Pavek screams. He takes his sword in both hands and swings.

Kakzim’s head falls. His body topples forward. The kirre is already gone into the forest, roaring, taking Pavek’s knife with it.

Pavek cries for his knife as he hasn’t yet cried for Ruari and never cried for Sian. Then he picks up Kakzim’s head by a tuft of hair and starts the long walk back.

My Thoughts

This chapter is everything the book has been building toward. Every character thread comes together under the black tree. Mahtra’s identity crisis. Zvain’s loyalty. Ruari’s suffering. Pavek’s impossible endurance. Kakzim’s magnificent insanity.

The fight between Pavek and Kakzim is perfect because it isn’t a fair fight and it isn’t a heroic one. Kakzim has every advantage. Mind-bending, illusions, the darkness, a weapon Pavek can’t see. Pavek wins because he has nothing left to lose. Kakzim strips away confidence, bravery, and illusions, but Pavek never had much of those to begin with. He’s an honest man. An ugly, stubborn, grief-broken man who just keeps walking forward.

And the kirre. That kirre carrying echoes of Ruari, or maybe just reflecting Pavek’s grief-fueled imagination. It doesn’t matter which.

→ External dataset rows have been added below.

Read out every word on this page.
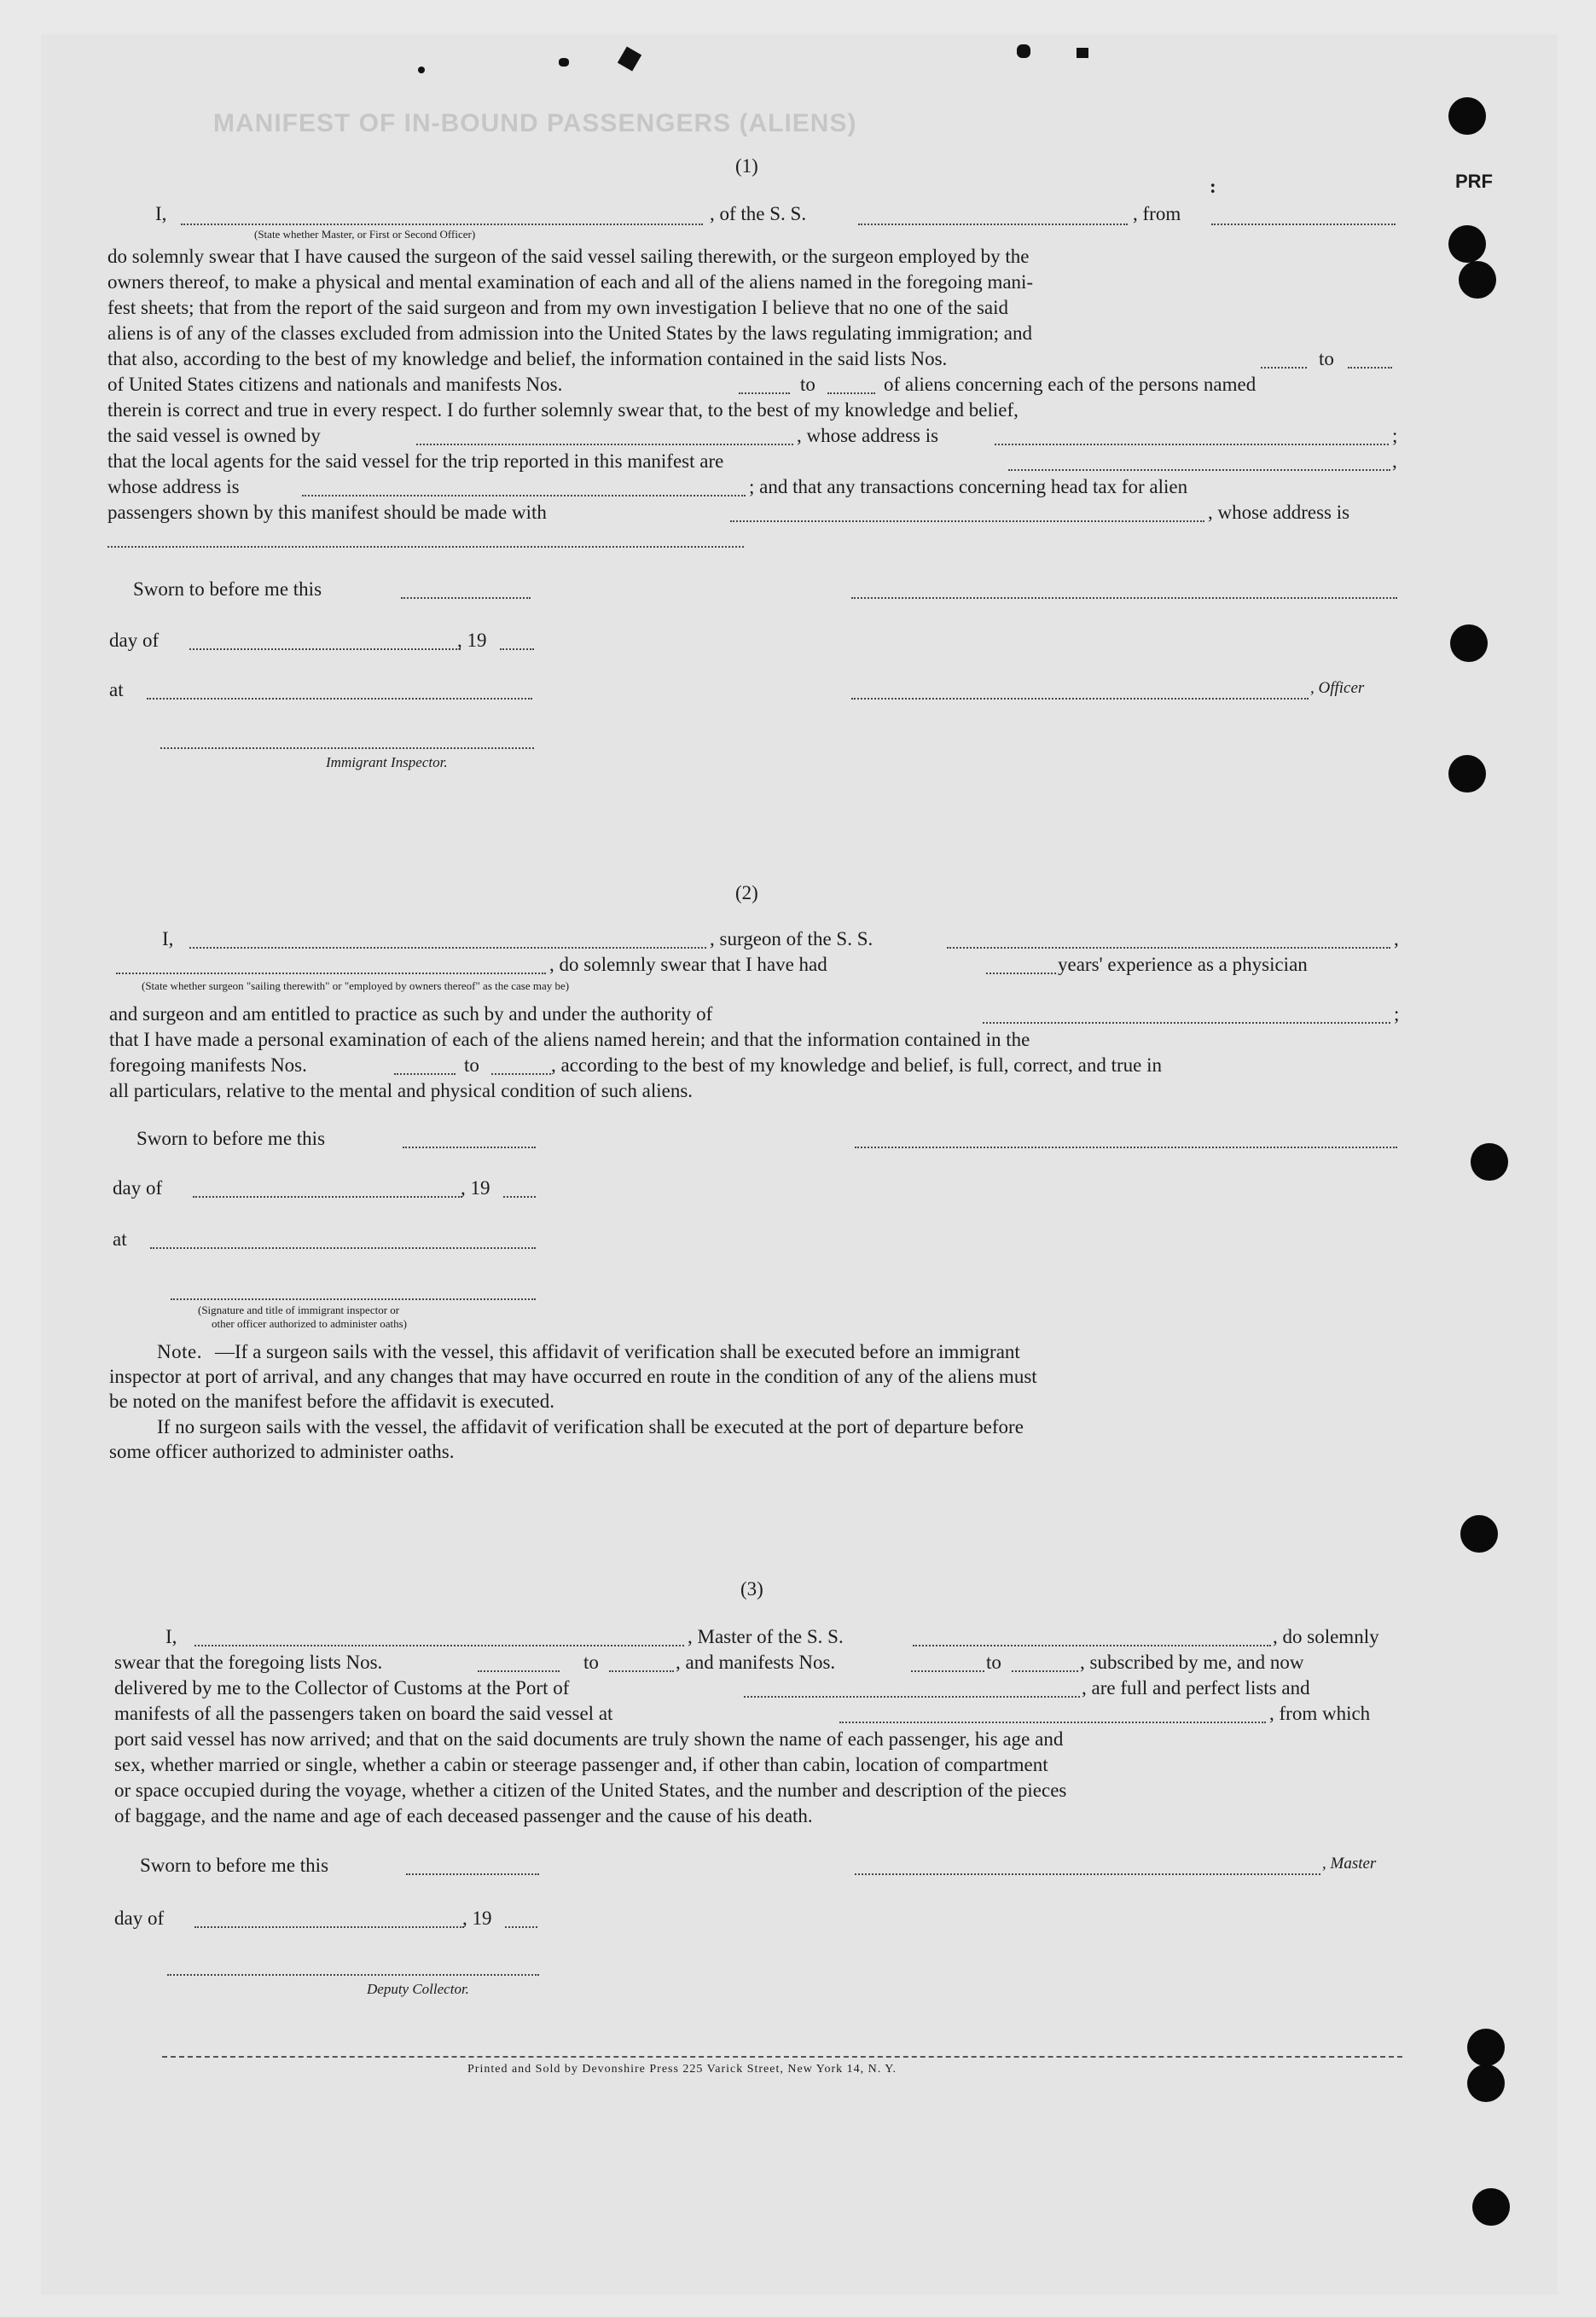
MANIFEST OF IN-BOUND PASSENGERS (ALIENS)
PRF
:
(1)
I,	, of the S. S.	, from
(State whether Master, or First or Second Officer)
do solemnly swear that I have caused the surgeon of the said vessel sailing therewith, or the surgeon employed by the
owners thereof, to make a physical and mental examination of each and all of the aliens named in the foregoing mani-
fest sheets; that from the report of the said surgeon and from my own investigation I believe that no one of the said
aliens is of any of the classes excluded from admission into the United States by the laws regulating immigration; and
that also, according to the best of my knowledge and belief, the information contained in the said lists Nos.	to
of United States citizens and nationals and manifests Nos.	to	of aliens concerning each of the persons named
therein is correct and true in every respect. I do further solemnly swear that, to the best of my knowledge and belief,
the said vessel is owned by	, whose address is	;
that the local agents for the said vessel for the trip reported in this manifest are	,
whose address is	; and that any transactions concerning head tax for alien
passengers shown by this manifest should be made with	, whose address is
Sworn to before me this
day of	, 19
at	, Officer
Immigrant Inspector.
(2)
I,	, surgeon of the S. S.	,
, do solemnly swear that I have had	years' experience as a physician
(State whether surgeon "sailing therewith" or "employed by owners thereof" as the case may be)
and surgeon and am entitled to practice as such by and under the authority of	;
that I have made a personal examination of each of the aliens named herein; and that the information contained in the
foregoing manifests Nos.	to	, according to the best of my knowledge and belief, is full, correct, and true in
all particulars, relative to the mental and physical condition of such aliens.
Sworn to before me this
day of	, 19
at
(Signature and title of immigrant inspector or
other officer authorized to administer oaths)
Note. —If a surgeon sails with the vessel, this affidavit of verification shall be executed before an immigrant
inspector at port of arrival, and any changes that may have occurred en route in the condition of any of the aliens must
be noted on the manifest before the affidavit is executed.
If no surgeon sails with the vessel, the affidavit of verification shall be executed at the port of departure before
some officer authorized to administer oaths.
(3)
I,	, Master of the S. S.	, do solemnly
swear that the foregoing lists Nos.	to	, and manifests Nos.	to	, subscribed by me, and now
delivered by me to the Collector of Customs at the Port of	, are full and perfect lists and
manifests of all the passengers taken on board the said vessel at	, from which
port said vessel has now arrived; and that on the said documents are truly shown the name of each passenger, his age and
sex, whether married or single, whether a cabin or steerage passenger and, if other than cabin, location of compartment
or space occupied during the voyage, whether a citizen of the United States, and the number and description of the pieces
of baggage, and the name and age of each deceased passenger and the cause of his death.
Sworn to before me this	, Master
day of	, 19
Deputy Collector.
Printed and Sold by Devonshire Press 225 Varick Street, New York 14, N. Y.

What matters is that the creature saved Pavek’s life long enough for him to swing, and Kakzim killed it with the knife Pavek gave Ruari. Every object in this story carries weight. Every connection between characters pays off.

The image of Pavek crying for a knife is the most Pavek thing in the whole book. Not crying for his dead friend. Not crying about his wounds. Crying for a small blade with his mother’s hair on the hilt, lost in a dark forest, carried away by a wounded cat that might hold his best friend’s spirit.